I gave the gig a miss not because I don’t like Chic, but because I’d seen (and loved) their hit parade last October in the Ulster Hall. They’re undeniably awesome: the tunes are joyous, funky and alive; Nile’s personal struggle compelling; his oft-discussed ‘cool’ and talent in no doubt (dude has that strut/strat down). But I was happy to leave it and indulge my love of disco, er, online. In my kitchen. Looking for the perfect beat…
The Lio track I discovered whilst digging deeper into Ze Records, a label I’d first encountered in 2003 through the compilation Mutant Disco: A Subtle Discolation of the Norm. (I was mainly into ‘disco-punk’/’punk-funk’ and contorting myself at the time, having fallen hard for DFA Records and The Rapture’s first tracks on Trevor Jackson’s Output.)

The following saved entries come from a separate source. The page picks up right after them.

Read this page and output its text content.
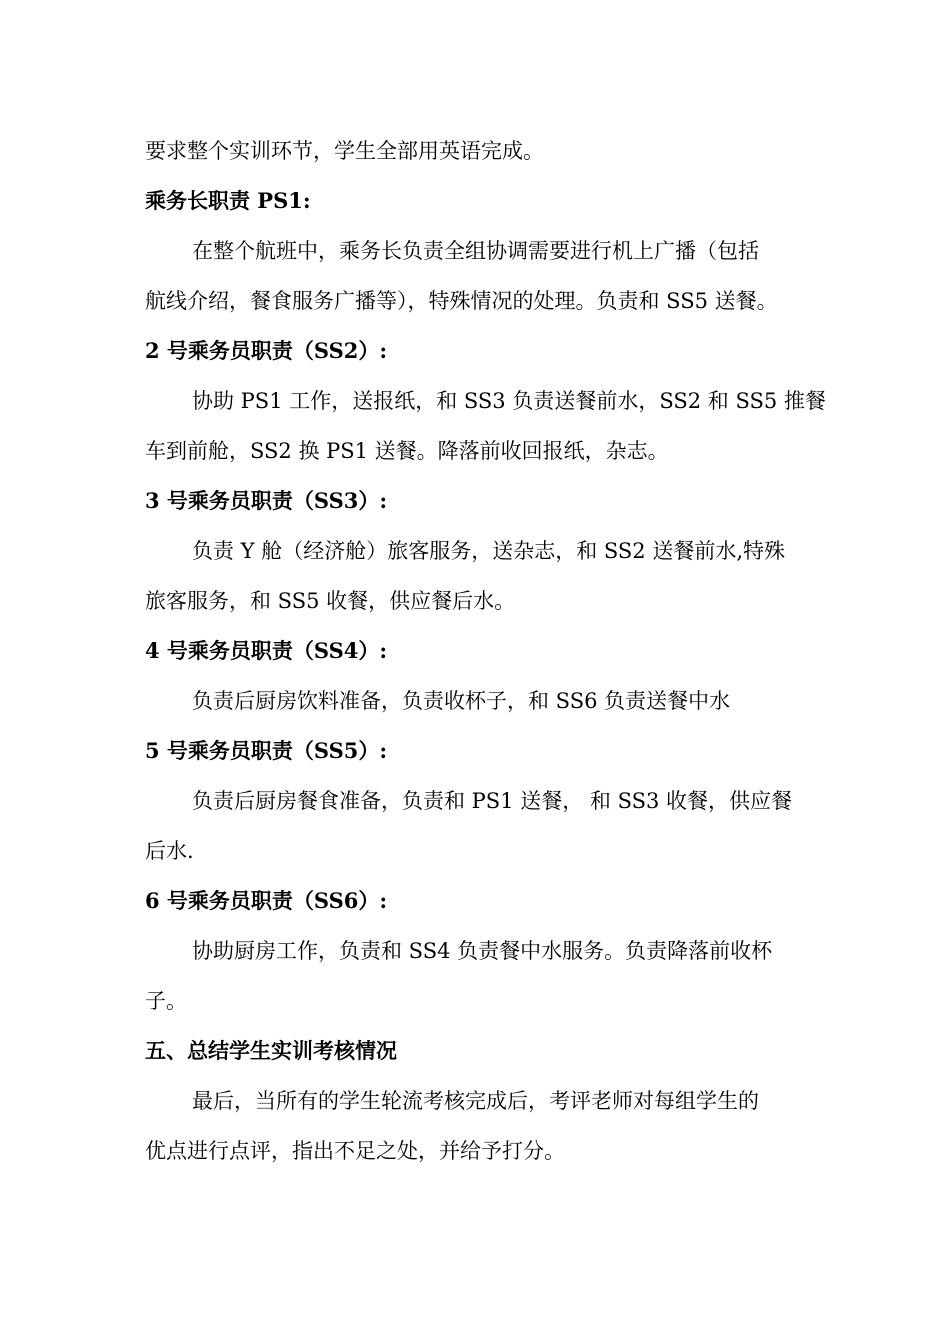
要求整个实训环节，学生全部用英语完成。
乘务长职责 PS1:
在整个航班中，乘务长负责全组协调需要进行机上广播（包括
航线介绍，餐食服务广播等），特殊情况的处理。负责和 SS5 送餐。
2 号乘务员职责（SS2）:
协助 PS1 工作，送报纸，和 SS3 负责送餐前水，SS2 和 SS5 推餐
车到前舱，SS2 换 PS1 送餐。降落前收回报纸，杂志。
3 号乘务员职责（SS3）:
负责 Y 舱（经济舱）旅客服务，送杂志，和 SS2 送餐前水,特殊
旅客服务，和 SS5 收餐，供应餐后水。
4 号乘务员职责（SS4）:
负责后厨房饮料准备，负责收杯子，和 SS6 负责送餐中水
5 号乘务员职责（SS5）:
负责后厨房餐食准备，负责和 PS1 送餐， 和 SS3 收餐，供应餐
后水.
6 号乘务员职责（SS6）:
协助厨房工作，负责和 SS4 负责餐中水服务。负责降落前收杯
子。
五、总结学生实训考核情况
最后，当所有的学生轮流考核完成后，考评老师对每组学生的
优点进行点评，指出不足之处，并给予打分。
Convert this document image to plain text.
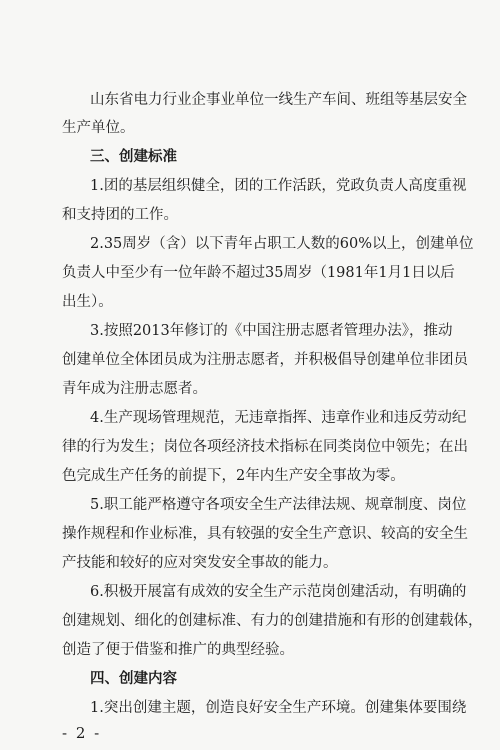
山东省电力行业企事业单位一线生产车间、班组等基层安全
生产单位。
三、创建标准
1.团的基层组织健全，团的工作活跃，党政负责人高度重视
和支持团的工作。
2.35周岁（含）以下青年占职工人数的60%以上，创建单位
负责人中至少有一位年龄不超过35周岁（1981年1月1日以后
出生）。
3.按照2013年修订的《中国注册志愿者管理办法》，推动
创建单位全体团员成为注册志愿者，并积极倡导创建单位非团员
青年成为注册志愿者。
4.生产现场管理规范，无违章指挥、违章作业和违反劳动纪
律的行为发生；岗位各项经济技术指标在同类岗位中领先；在出
色完成生产任务的前提下，2年内生产安全事故为零。
5.职工能严格遵守各项安全生产法律法规、规章制度、岗位
操作规程和作业标准，具有较强的安全生产意识、较高的安全生
产技能和较好的应对突发安全事故的能力。
6.积极开展富有成效的安全生产示范岗创建活动，有明确的
创建规划、细化的创建标准、有力的创建措施和有形的创建载体，
创造了便于借鉴和推广的典型经验。
四、创建内容
1.突出创建主题，创造良好安全生产环境。创建集体要围绕
- 2 -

I’ve been revisiting some of the stranger, later parts of Ze’s catalogue (Lio was a reissue) as my love for European, tropical and Balearic sounds has grown – big up Test Pressing, Music from Memory, Invisible City Editions, Emotional Rescue, ESP Institute, Invisible Feel, Chaneling on NTS, and the fantastic lads at Belfast Music Club.
That same night, I freaked at hearing Jacno’s Rectangle EP for the first time (‘any Jacno music mate?’); a 1979 synth-pop/disco release on the amazing Celluloid Records, where Fab 5 Freddy told me everybody’s fly. And these art-school synths on the same label almost made me spill my tea:
On a present-day tip, I grabbed Jack J’s street-soul sound of the summer on Vancouver’s Mood Hut. House music but with a cocktails-and-shout-outs groove; strong boogie and disco influences but tres moderne (now I’ve gone pretentious):
Oh yeah, and I watched Motor City Drum Ensemble take Boiler Room again (‘no spin backs, promise’), playing a set of very classic-sounding disco and Syclops-acid to wild rapture at Holland’s Dekmantel festival:
MCDE is well known to the house and techno scene in Belfast, which is in rude health and arguably the dominant sound in the city right now (along with self-consciously ‘dumb’ alternative party nights – am I a bad person for not playing Toto ‘Africa’ requests?).
What I’m trying to say is ‘disco’ is such a fascinating and diverse genre; the soul, funk, boogie, Balearic, synth, Italo, and cosmic search endless and romantic. Even on a Tuesday night.
On most Fridays or Saturdays – if you look hard enough – there is a small group of DJs in Belfast and across NI playing the disco music they love. In Belfast, they mainly hang out in the Hudson and the Menagerie (respect to some of the gang at Boombox and to the radio dons Soulfood). They’re digging deep, taking risks and playing the best of disco’s leftfield. And when things get yowsah, yowsah, yowsah: Chic.